Since one of the big points of this is to exercise my writing muscles, I thought there was no more fitting first topic than reading and writing: two great sources of inspiration to me. So, here it goes—enjoy!
I can’t remember a particular event that slingshotted me into the world of words, but there was one summer when I clearly remember moving from not liking to read, to inhaling books. I was ten. It was the summer before sixth grade, and there was a long list of books I was supposed to read before entering junior high in the fall. I can’t even remember the name of the first book, but I can remember the feeling. Hot, humid nights sitting in the wind of a fan, the cool sheets of my parents’ bed where I would hide out because it was cooler than my bedroom.
The girl in the book was young like me, and I dropped into that book and followed her around. There was that urge in my belly, pushing me through each page—that feeling where you almost start skimming because you must know what happens, how it all ends up. You look from the clock, to the page, to the clock, as you cut into the night, traveling into that other dimension. After that summer, there was never a day when I wasn’t reading something.
Even before I became addicted to reading longer books, I was in love with poetry. Some Sunday nights, my family would read poetry around the dinner table, and I was always a dreamy, sensitive child, so it stuck with me. And in the end, poetry is what really did me in—by high school I was onto Sylvia Plath and T.S. Eliot, and my journal was never very far away. I was an odd and quiet type, and writing poetry was the main place I could be free and honest and fully myself, so every night before bed, nestled up against my window, I lived out my dreams through writing.

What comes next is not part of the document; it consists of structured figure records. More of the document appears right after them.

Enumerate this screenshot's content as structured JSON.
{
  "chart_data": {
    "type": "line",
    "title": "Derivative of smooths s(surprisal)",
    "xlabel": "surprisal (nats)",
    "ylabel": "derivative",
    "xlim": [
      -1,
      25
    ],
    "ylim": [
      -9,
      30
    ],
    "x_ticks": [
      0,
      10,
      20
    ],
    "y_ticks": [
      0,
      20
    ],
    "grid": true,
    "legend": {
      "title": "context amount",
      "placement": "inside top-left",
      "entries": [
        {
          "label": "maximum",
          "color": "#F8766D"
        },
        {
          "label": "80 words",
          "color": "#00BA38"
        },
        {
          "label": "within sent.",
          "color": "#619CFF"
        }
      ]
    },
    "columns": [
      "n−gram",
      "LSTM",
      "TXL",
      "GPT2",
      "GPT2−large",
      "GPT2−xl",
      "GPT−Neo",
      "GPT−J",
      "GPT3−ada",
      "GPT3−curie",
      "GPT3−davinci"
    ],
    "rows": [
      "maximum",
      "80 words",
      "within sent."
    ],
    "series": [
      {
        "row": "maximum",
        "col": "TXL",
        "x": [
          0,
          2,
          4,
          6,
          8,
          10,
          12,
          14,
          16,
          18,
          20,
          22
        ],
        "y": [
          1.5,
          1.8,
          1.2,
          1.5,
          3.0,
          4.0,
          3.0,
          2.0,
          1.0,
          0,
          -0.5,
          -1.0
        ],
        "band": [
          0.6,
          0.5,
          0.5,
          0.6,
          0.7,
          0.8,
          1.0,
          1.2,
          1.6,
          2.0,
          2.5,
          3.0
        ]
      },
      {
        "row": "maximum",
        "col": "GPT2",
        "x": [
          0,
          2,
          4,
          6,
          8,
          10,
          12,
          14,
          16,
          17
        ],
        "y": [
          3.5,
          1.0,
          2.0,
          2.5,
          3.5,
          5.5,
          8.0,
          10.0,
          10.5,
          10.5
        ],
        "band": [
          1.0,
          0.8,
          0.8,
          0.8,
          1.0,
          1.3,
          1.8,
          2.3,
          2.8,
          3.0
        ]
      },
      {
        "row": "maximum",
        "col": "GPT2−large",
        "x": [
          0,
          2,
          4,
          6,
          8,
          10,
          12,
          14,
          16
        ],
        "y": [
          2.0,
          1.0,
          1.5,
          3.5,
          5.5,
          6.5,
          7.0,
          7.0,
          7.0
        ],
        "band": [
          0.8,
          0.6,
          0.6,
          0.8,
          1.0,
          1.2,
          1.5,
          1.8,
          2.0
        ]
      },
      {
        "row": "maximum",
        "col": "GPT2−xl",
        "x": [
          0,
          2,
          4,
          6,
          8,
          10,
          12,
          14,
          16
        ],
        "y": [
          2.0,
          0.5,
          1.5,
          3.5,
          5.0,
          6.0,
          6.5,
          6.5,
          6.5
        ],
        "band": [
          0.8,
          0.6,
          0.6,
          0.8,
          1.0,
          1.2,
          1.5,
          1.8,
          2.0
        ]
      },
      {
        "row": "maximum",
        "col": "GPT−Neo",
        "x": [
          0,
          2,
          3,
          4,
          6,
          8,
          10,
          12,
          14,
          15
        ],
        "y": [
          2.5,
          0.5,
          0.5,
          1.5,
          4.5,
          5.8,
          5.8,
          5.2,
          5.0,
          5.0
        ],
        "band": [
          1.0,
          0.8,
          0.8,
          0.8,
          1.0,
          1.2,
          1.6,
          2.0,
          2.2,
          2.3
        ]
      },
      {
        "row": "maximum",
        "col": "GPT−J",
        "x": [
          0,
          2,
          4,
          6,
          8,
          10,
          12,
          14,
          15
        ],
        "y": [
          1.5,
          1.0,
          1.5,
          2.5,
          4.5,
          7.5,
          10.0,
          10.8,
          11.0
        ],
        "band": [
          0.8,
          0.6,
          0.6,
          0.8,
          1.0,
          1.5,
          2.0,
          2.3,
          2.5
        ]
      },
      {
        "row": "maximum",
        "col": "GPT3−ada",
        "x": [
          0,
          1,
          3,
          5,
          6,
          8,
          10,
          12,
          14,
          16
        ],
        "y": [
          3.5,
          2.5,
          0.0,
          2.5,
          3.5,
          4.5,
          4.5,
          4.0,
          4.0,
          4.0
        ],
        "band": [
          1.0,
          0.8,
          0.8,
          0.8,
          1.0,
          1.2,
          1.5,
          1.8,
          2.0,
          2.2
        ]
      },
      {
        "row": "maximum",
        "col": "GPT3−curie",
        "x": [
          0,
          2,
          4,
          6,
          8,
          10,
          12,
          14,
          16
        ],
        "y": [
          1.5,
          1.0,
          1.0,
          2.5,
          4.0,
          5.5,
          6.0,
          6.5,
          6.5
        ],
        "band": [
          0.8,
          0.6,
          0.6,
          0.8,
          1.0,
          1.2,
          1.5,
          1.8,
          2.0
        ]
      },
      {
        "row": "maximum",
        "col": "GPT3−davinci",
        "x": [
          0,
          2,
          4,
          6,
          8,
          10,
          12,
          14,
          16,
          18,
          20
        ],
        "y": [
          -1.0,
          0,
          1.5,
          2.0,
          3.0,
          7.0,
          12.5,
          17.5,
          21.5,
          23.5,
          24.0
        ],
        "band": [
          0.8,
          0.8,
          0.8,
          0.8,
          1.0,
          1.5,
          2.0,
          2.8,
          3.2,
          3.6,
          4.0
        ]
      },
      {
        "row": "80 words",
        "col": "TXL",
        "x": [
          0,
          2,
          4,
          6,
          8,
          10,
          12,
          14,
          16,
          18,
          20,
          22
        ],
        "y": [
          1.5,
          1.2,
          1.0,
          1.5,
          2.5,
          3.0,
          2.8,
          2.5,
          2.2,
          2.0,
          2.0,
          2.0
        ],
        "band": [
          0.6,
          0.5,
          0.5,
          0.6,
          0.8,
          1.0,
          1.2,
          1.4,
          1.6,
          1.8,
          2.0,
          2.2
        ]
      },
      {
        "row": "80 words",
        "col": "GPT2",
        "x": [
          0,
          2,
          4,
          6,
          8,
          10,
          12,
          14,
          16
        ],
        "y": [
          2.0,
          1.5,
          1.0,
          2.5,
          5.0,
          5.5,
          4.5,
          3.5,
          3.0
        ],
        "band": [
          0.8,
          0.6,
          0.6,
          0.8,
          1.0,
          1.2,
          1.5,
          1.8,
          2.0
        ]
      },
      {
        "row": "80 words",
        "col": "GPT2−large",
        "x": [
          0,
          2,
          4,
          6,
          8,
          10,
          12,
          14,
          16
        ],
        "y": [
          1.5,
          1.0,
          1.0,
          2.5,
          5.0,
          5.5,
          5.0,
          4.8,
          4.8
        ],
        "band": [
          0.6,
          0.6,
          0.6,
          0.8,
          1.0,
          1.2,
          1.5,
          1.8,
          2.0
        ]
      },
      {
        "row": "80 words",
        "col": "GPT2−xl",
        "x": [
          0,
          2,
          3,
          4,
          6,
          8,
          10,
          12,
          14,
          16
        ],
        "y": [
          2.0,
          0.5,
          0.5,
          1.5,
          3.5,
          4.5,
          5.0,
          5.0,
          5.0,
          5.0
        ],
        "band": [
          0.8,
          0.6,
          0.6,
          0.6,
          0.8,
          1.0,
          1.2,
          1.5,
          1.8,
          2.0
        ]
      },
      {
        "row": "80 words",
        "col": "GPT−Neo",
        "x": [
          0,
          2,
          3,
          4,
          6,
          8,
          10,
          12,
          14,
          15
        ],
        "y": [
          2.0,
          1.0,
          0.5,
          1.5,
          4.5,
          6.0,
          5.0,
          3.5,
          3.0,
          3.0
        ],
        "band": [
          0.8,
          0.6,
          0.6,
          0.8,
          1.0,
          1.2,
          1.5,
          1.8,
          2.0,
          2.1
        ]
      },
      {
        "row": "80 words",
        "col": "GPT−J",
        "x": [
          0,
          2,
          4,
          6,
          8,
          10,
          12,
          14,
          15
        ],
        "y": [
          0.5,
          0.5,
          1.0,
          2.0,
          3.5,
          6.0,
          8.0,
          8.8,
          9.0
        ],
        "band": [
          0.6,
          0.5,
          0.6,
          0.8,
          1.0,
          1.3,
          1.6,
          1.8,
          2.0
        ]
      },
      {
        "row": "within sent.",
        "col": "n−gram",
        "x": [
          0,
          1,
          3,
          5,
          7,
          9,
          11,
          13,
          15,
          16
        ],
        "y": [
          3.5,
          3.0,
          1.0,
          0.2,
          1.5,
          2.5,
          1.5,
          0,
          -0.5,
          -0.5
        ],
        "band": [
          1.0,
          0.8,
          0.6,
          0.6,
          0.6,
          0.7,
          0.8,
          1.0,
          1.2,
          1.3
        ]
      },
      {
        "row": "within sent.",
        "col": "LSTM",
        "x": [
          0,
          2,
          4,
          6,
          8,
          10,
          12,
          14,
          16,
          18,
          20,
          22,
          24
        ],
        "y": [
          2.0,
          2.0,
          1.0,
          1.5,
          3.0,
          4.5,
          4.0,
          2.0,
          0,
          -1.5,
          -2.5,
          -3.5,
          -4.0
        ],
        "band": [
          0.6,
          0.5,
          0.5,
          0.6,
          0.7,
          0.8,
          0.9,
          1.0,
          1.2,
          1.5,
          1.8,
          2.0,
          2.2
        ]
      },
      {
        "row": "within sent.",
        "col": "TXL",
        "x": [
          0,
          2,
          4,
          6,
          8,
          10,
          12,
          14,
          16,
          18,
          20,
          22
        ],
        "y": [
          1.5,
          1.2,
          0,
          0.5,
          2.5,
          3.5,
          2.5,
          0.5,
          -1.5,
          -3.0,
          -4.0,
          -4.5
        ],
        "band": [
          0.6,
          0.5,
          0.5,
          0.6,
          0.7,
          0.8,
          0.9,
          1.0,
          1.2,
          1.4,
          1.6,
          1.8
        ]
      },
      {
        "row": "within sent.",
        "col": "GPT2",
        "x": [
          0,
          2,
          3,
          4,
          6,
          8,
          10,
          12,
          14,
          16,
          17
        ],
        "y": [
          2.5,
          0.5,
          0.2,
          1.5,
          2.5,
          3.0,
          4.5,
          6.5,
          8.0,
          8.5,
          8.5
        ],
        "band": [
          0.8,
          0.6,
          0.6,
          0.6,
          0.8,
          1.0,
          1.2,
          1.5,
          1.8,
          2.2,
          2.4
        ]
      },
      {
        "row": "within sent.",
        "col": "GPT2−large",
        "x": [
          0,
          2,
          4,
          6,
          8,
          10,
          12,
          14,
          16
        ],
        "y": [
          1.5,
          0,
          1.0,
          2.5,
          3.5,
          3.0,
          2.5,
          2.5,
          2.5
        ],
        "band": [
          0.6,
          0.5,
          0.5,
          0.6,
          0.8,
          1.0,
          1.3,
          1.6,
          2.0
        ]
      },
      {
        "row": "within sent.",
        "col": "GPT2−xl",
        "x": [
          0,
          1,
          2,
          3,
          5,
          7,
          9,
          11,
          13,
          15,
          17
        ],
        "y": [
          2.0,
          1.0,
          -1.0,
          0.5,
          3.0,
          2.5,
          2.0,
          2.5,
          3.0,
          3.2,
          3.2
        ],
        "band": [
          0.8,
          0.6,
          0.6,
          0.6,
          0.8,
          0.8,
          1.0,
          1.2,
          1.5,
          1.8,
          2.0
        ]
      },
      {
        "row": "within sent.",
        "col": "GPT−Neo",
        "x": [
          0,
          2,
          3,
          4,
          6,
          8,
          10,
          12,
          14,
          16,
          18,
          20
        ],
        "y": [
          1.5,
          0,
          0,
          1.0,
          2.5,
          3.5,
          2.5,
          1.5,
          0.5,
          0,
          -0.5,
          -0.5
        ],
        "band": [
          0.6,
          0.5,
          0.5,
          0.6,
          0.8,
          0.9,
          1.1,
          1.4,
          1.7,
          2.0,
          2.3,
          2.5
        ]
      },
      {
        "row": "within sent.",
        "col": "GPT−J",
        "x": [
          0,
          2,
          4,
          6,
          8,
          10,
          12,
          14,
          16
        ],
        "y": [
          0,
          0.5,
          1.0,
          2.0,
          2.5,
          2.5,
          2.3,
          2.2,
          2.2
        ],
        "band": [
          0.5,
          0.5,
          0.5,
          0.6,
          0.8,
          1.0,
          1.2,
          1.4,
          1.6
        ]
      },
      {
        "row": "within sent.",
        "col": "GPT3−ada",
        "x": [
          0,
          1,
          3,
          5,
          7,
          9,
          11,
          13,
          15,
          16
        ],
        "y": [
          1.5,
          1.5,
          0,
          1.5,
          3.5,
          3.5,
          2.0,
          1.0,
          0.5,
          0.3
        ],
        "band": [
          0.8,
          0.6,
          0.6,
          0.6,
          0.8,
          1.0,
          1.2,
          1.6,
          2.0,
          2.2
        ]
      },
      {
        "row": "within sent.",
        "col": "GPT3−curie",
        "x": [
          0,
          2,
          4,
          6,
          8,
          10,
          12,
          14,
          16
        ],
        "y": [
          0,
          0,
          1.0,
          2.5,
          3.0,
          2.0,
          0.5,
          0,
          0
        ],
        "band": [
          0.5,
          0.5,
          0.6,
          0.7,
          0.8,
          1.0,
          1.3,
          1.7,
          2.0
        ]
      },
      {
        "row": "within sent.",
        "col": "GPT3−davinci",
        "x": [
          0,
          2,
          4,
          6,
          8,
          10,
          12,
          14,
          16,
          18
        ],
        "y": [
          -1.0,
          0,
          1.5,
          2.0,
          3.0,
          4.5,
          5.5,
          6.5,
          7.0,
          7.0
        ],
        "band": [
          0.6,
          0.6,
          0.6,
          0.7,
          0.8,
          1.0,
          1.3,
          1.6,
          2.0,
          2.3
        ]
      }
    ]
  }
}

It’s funny to look back on that time because I didn’t know it then, but writing was what saved me. It was a need, maybe more important than breathing. I’m not sure how people made it through high school without writing—drugs, violence? I could scream in my journals, beat people up, shout and swear, without hurting anyone. I also started to really fall in love with words, and that feeling that happens when you read good writing—that arresting gasp that knocks the wind out of your heart when you read something so beautifully truthful, like the writer had visited inside your heart and recorded the whispers.
This is why I write, why I read—why I studied reading and writing in college, and why I keep reading writers like Isabel Allende, E.E. Cummings, John Updike, Anne Sexton, and Billy Collins. This is in large part, why I live—good writing can stop all clocks for me, as the words fall down on me like rain, arrive around me like a cool Spring breeze, and weave themselves into me.